R. L'un des exemples centraux est les énergies renouvelables. Ces dernières années, ce sont eux qui commencent vraiment à réduire les émissions, pas encore à l'échelle mondiale, mais à l'échelle régionale ou nationale dans de nombreux endroits. Nous devons continuer à les parier sur eux, évidemment, avec la plus grande justice sociale possible dans leur mise en œuvre, nous ne pouvons pas rejoindre le retardage de ceux qui demandent des moratoires et des choses comme ça.
P. Mais cela signifie ignorer certains impacts causés par les énergies renouvelables.
R. Ce n'est pas si évident et les mettre en perspective. Les effets du changement climatique seront infiniment plus dévastateurs que l'impact que les énergies renouvelables peuvent avoir, même si ce sont des macroprojects. Parfois, ce débat est un peu déformé, car il est pris de manière très isolée et nous ne parlons pas des sécheresses croissantes que nous allons souffrir, de l'intensité des vagues de chaleur, de la perte des cultures, des maladies tropicales qui viendront … en même temps, en effet, il y a des situations dans lesquelles la manière dont ces énergies renouvelables ne sont pas impliqués, en effet, il est acceptable. Les pouvoirs publics doivent faire plus pour s'assurer que cela est fait correctement, en respectant certains environnements naturels, avec la collaboration et le consentement des personnes qui y vivent et, surtout, en veillant à ce que une partie des avantages reposait sur ces endroits.
P. Est-ce considéré comme un techno-optimiste?
R. Parfois, la critique de la techno-optimisme est confuse en pensant que la technologie n'a aucun avantage.

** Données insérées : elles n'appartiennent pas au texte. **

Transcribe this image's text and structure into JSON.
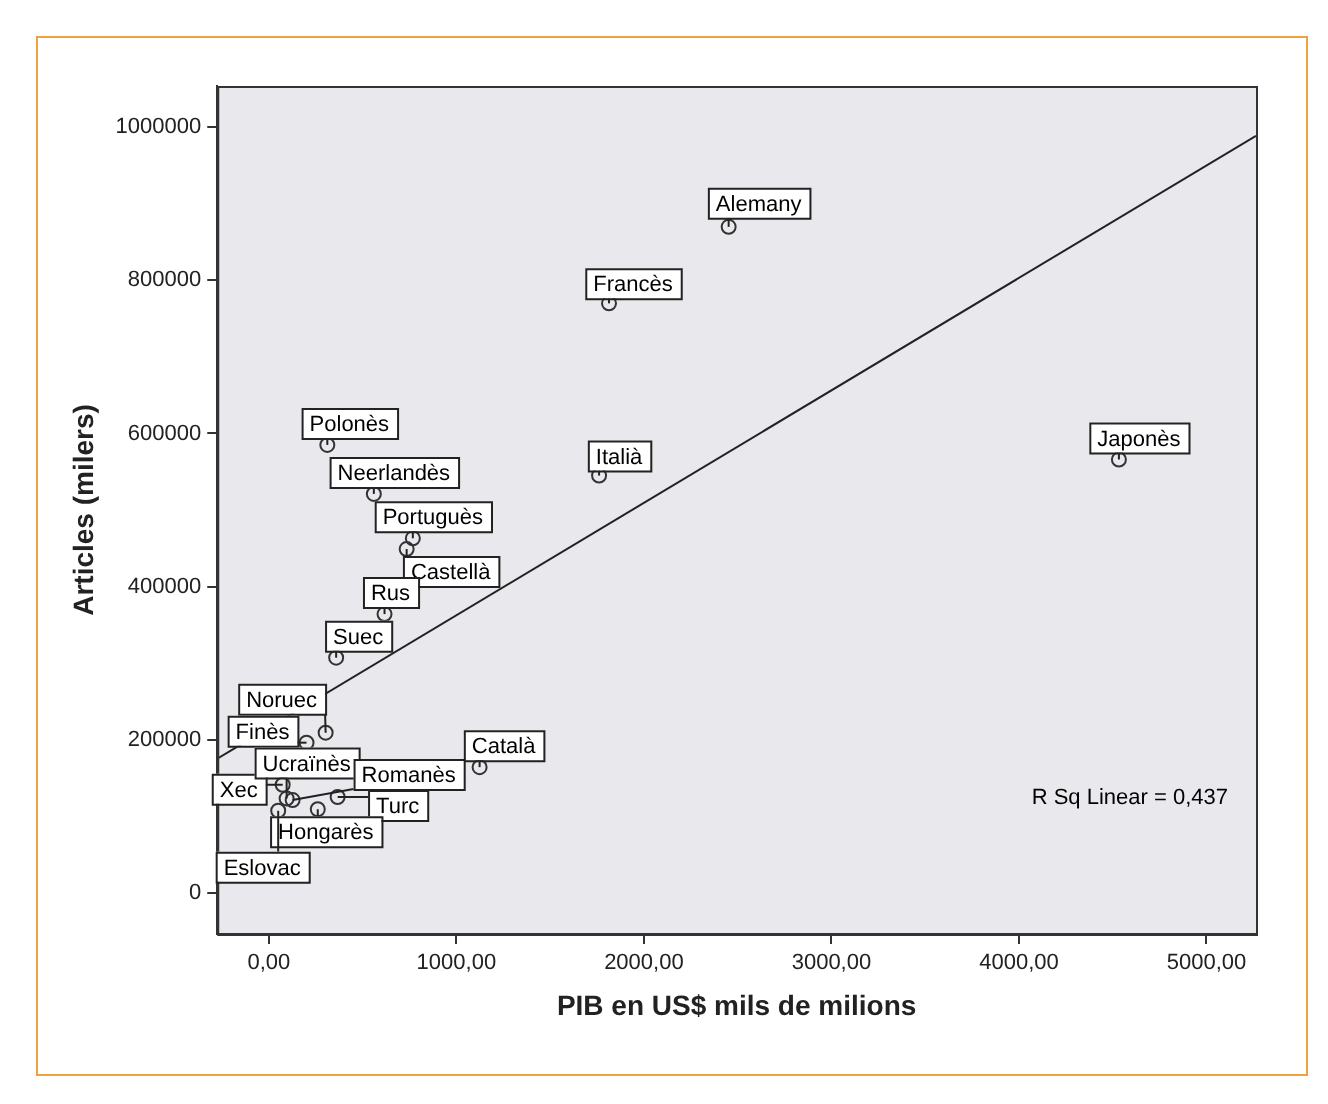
{
  "chart_data": {
    "type": "scatter",
    "xlabel": "PIB en US$ mils de milions",
    "ylabel": "Articles (milers)",
    "xlim": [
      -275,
      5264
    ],
    "ylim": [
      -54000,
      1054000
    ],
    "xticks": [
      {
        "value": 0,
        "label": "0,00"
      },
      {
        "value": 1000,
        "label": "1000,00"
      },
      {
        "value": 2000,
        "label": "2000,00"
      },
      {
        "value": 3000,
        "label": "3000,00"
      },
      {
        "value": 4000,
        "label": "4000,00"
      },
      {
        "value": 5000,
        "label": "5000,00"
      }
    ],
    "yticks": [
      0,
      200000,
      400000,
      600000,
      800000,
      1000000
    ],
    "grid": false,
    "legend": false,
    "series": [
      {
        "type": "scatter",
        "marker": "circle",
        "color": "#333333",
        "x": [
          2452,
          1814,
          312,
          560,
          768,
          735,
          617,
          359,
          1761,
          4533,
          303,
          201,
          1124,
          74,
          95,
          127,
          367,
          261,
          50
        ],
        "values": [
          870000,
          770000,
          585000,
          521000,
          463000,
          449000,
          364000,
          307000,
          545000,
          566000,
          209000,
          196000,
          164000,
          141000,
          123000,
          121000,
          125000,
          109000,
          107000
        ]
      },
      {
        "type": "line",
        "color": "#222222",
        "x": [
          -275,
          5264
        ],
        "values": [
          175000,
          989000
        ]
      }
    ],
    "annotations": [
      {
        "text": "Alemany",
        "x": 2452,
        "y": 870000
      },
      {
        "text": "Francès",
        "x": 1814,
        "y": 770000
      },
      {
        "text": "Polonès",
        "x": 312,
        "y": 585000
      },
      {
        "text": "Neerlandès",
        "x": 560,
        "y": 521000
      },
      {
        "text": "Portuguès",
        "x": 768,
        "y": 463000
      },
      {
        "text": "Castellà",
        "x": 735,
        "y": 449000
      },
      {
        "text": "Rus",
        "x": 617,
        "y": 364000
      },
      {
        "text": "Suec",
        "x": 359,
        "y": 307000
      },
      {
        "text": "Italià",
        "x": 1761,
        "y": 545000
      },
      {
        "text": "Japonès",
        "x": 4533,
        "y": 566000
      },
      {
        "text": "Noruec",
        "x": 303,
        "y": 209000
      },
      {
        "text": "Finès",
        "x": 201,
        "y": 196000
      },
      {
        "text": "Català",
        "x": 1124,
        "y": 164000
      },
      {
        "text": "Xec",
        "x": 74,
        "y": 141000
      },
      {
        "text": "Ucraïnès",
        "x": 95,
        "y": 123000
      },
      {
        "text": "Romanès",
        "x": 127,
        "y": 121000
      },
      {
        "text": "Turc",
        "x": 367,
        "y": 125000
      },
      {
        "text": "Hongarès",
        "x": 261,
        "y": 109000
      },
      {
        "text": "Eslovac",
        "x": 50,
        "y": 107000
      },
      "R Sq Linear = 0,437"
    ]
  }
}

Pour moi, les énergies renouvelables sont un grand allié dans la lutte contre la crise climatique. Nous devons profiter de ce moment, car la Chine a effectué ce déploiement de la politique industrielle renouvelable et que les pays occidentaux sont raisonnablement disposés à faire en sorte que la transition énergétique soit un résultat très inattendu d'une conjonction des crises économiques et politiques mondiales.

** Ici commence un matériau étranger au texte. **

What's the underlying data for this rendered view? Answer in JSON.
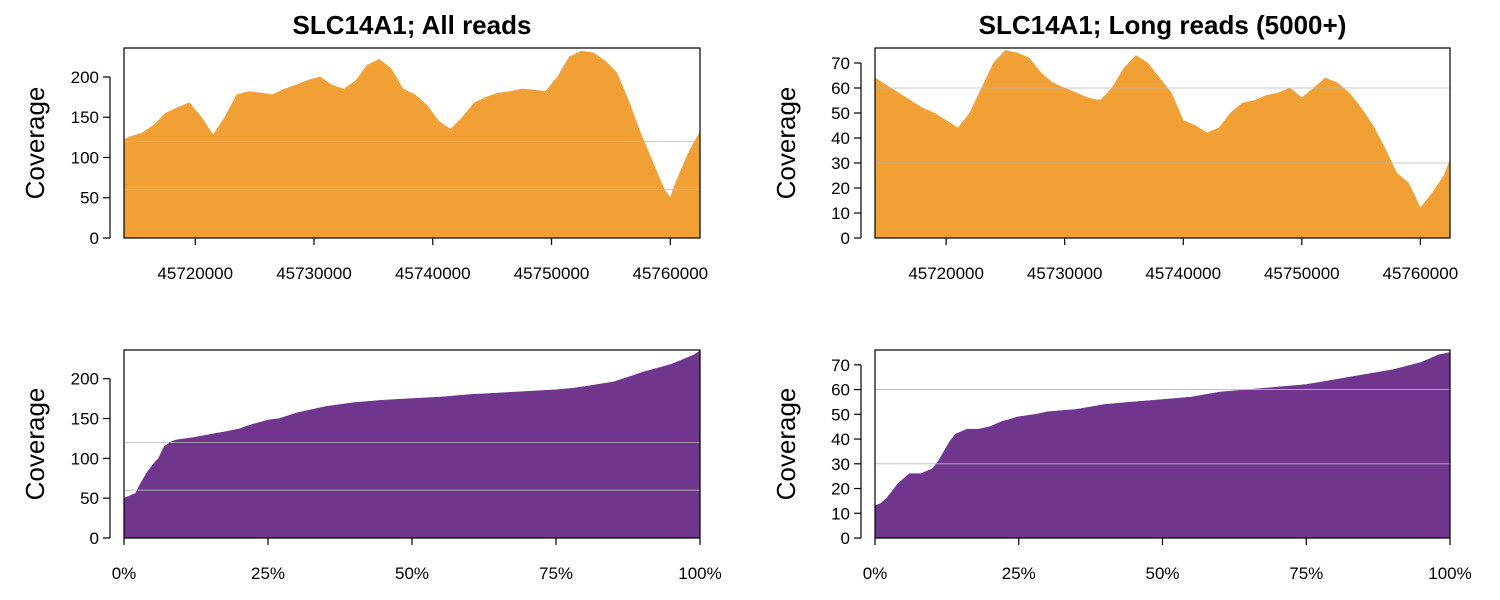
{
  "colors": {
    "coverage_area": "#F0A035",
    "sorted_area": "#70368D",
    "grid": "#b8b8b8"
  },
  "chart_data": [
    {
      "id": "top-left",
      "type": "area",
      "title": "SLC14A1; All reads",
      "ylabel": "Coverage",
      "xlabel": "",
      "xlim": [
        45714000,
        45762500
      ],
      "ylim": [
        0,
        236
      ],
      "x_ticks": [
        45720000,
        45730000,
        45740000,
        45750000,
        45760000
      ],
      "x_tick_labels": [
        "45720000",
        "45730000",
        "45740000",
        "45750000",
        "45760000"
      ],
      "y_ticks": [
        0,
        50,
        100,
        150,
        200
      ],
      "y_tick_labels": [
        "0",
        "50",
        "100",
        "150",
        "200"
      ],
      "gridlines_y": [
        60,
        120
      ],
      "color": "#F0A035",
      "x": [
        45714000,
        45714500,
        45715500,
        45716500,
        45717500,
        45718500,
        45719500,
        45720500,
        45721500,
        45722500,
        45723500,
        45724500,
        45725500,
        45726500,
        45727500,
        45728500,
        45729500,
        45730500,
        45731500,
        45732500,
        45733500,
        45734500,
        45735500,
        45736500,
        45737500,
        45738500,
        45739500,
        45740500,
        45741500,
        45742500,
        45743500,
        45744500,
        45745500,
        45746500,
        45747500,
        45748500,
        45749500,
        45750500,
        45751500,
        45752500,
        45753500,
        45754500,
        45755500,
        45756500,
        45757500,
        45758500,
        45759500,
        45760000,
        45760500,
        45761500,
        45762500
      ],
      "y": [
        122,
        126,
        130,
        140,
        155,
        162,
        168,
        150,
        128,
        150,
        178,
        182,
        180,
        178,
        185,
        190,
        196,
        200,
        190,
        185,
        195,
        215,
        222,
        210,
        185,
        178,
        165,
        145,
        135,
        150,
        168,
        175,
        180,
        182,
        185,
        184,
        182,
        200,
        225,
        232,
        230,
        220,
        205,
        170,
        130,
        95,
        60,
        50,
        70,
        105,
        132
      ]
    },
    {
      "id": "top-right",
      "type": "area",
      "title": "SLC14A1; Long reads (5000+)",
      "ylabel": "Coverage",
      "xlabel": "",
      "xlim": [
        45714000,
        45762500
      ],
      "ylim": [
        0,
        76
      ],
      "x_ticks": [
        45720000,
        45730000,
        45740000,
        45750000,
        45760000
      ],
      "x_tick_labels": [
        "45720000",
        "45730000",
        "45740000",
        "45750000",
        "45760000"
      ],
      "y_ticks": [
        0,
        10,
        20,
        30,
        40,
        50,
        60,
        70
      ],
      "y_tick_labels": [
        "0",
        "10",
        "20",
        "30",
        "40",
        "50",
        "60",
        "70"
      ],
      "gridlines_y": [
        30,
        60
      ],
      "color": "#F0A035",
      "x": [
        45714000,
        45715000,
        45716000,
        45717000,
        45718000,
        45719000,
        45720000,
        45721000,
        45722000,
        45723000,
        45724000,
        45725000,
        45726000,
        45727000,
        45728000,
        45729000,
        45730000,
        45731000,
        45732000,
        45733000,
        45734000,
        45735000,
        45736000,
        45737000,
        45738000,
        45739000,
        45740000,
        45741000,
        45742000,
        45743000,
        45744000,
        45745000,
        45746000,
        45747000,
        45748000,
        45749000,
        45750000,
        45751000,
        45752000,
        45753000,
        45754000,
        45755000,
        45756000,
        45757000,
        45758000,
        45759000,
        45760000,
        45761000,
        45762000,
        45762500
      ],
      "y": [
        64,
        61,
        58,
        55,
        52,
        50,
        47,
        44,
        50,
        60,
        70,
        75,
        74,
        72,
        66,
        62,
        60,
        58,
        56,
        55,
        60,
        68,
        73,
        70,
        64,
        58,
        47,
        45,
        42,
        44,
        50,
        54,
        55,
        57,
        58,
        60,
        56,
        60,
        64,
        62,
        58,
        52,
        45,
        36,
        26,
        22,
        12,
        18,
        25,
        31
      ]
    },
    {
      "id": "bottom-left",
      "type": "area",
      "title": "",
      "ylabel": "Coverage",
      "xlabel": "",
      "xlim": [
        0,
        100
      ],
      "ylim": [
        0,
        236
      ],
      "x_ticks": [
        0,
        25,
        50,
        75,
        100
      ],
      "x_tick_labels": [
        "0%",
        "25%",
        "50%",
        "75%",
        "100%"
      ],
      "y_ticks": [
        0,
        50,
        100,
        150,
        200
      ],
      "y_tick_labels": [
        "0",
        "50",
        "100",
        "150",
        "200"
      ],
      "gridlines_y": [
        60,
        120
      ],
      "color": "#70368D",
      "x": [
        0,
        1,
        2,
        3,
        4,
        5,
        6,
        7,
        8,
        9,
        10,
        12,
        15,
        18,
        20,
        22,
        25,
        27,
        30,
        35,
        40,
        45,
        50,
        55,
        60,
        65,
        70,
        75,
        78,
        80,
        85,
        88,
        90,
        93,
        95,
        97,
        99,
        100
      ],
      "y": [
        50,
        53,
        56,
        70,
        82,
        92,
        100,
        115,
        120,
        123,
        124,
        126,
        130,
        134,
        137,
        142,
        148,
        150,
        157,
        165,
        170,
        173,
        175,
        177,
        180,
        182,
        184,
        186,
        188,
        190,
        196,
        203,
        208,
        214,
        218,
        224,
        230,
        235
      ]
    },
    {
      "id": "bottom-right",
      "type": "area",
      "title": "",
      "ylabel": "Coverage",
      "xlabel": "",
      "xlim": [
        0,
        100
      ],
      "ylim": [
        0,
        76
      ],
      "x_ticks": [
        0,
        25,
        50,
        75,
        100
      ],
      "x_tick_labels": [
        "0%",
        "25%",
        "50%",
        "75%",
        "100%"
      ],
      "y_ticks": [
        0,
        10,
        20,
        30,
        40,
        50,
        60,
        70
      ],
      "y_tick_labels": [
        "0",
        "10",
        "20",
        "30",
        "40",
        "50",
        "60",
        "70"
      ],
      "gridlines_y": [
        30,
        60
      ],
      "color": "#70368D",
      "x": [
        0,
        1,
        2,
        3,
        4,
        5,
        6,
        7,
        8,
        9,
        10,
        11,
        12,
        13,
        14,
        15,
        16,
        18,
        20,
        22,
        25,
        28,
        30,
        35,
        40,
        45,
        50,
        55,
        60,
        65,
        70,
        75,
        80,
        85,
        90,
        95,
        98,
        100
      ],
      "y": [
        13,
        14,
        16,
        19,
        22,
        24,
        26,
        26,
        26,
        27,
        28,
        31,
        35,
        39,
        42,
        43,
        44,
        44,
        45,
        47,
        49,
        50,
        51,
        52,
        54,
        55,
        56,
        57,
        59,
        60,
        61,
        62,
        64,
        66,
        68,
        71,
        74,
        75
      ]
    }
  ]
}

P. Pourquoi ce moment de blocage attribue-t-il à la crise des matchs de masse?
R. Une énorme quantité de force est toujours nécessaire pour obtenir des résultats progressifs au niveau historique, car il y a toujours des résistances gigantesques, comme nous le voyons également maintenant. Les parties en masse ont permis à un grand nombre de personnes de travailler plus ou moins coordonnées et systématiques, et avec une grande motivation et des efforts, à des fins spécifiques. Je pense que cela n'existe plus.
P. Il dit que la temporalité géologique se produit à vitesse historique.
R. Ceci est très difficile à internaliser sur une base d'une journée à jour, mais c'est ainsi. La grande majorité des personnes qui ont existé, dès la première, ont vécu dans des conditions climatiques qui ne sont plus la nôtre.
P. Comment la politique peut-elle aider à sortir de ce bourbier s'il est en crise?
R. En fait, le livre est également une affirmation du militantisme politique. À un moment où il est très dégoûté, dans lequel il est normal de se rapporter du cynisme et dans lequel il y a une incrédulité générale pour penser que les politiciens ne viennent que voler et tromper, en quelque sorte, le livre est également une lettre d'amour au militantisme politique et l'importance de s'impliquer dans l'amélioration de la société.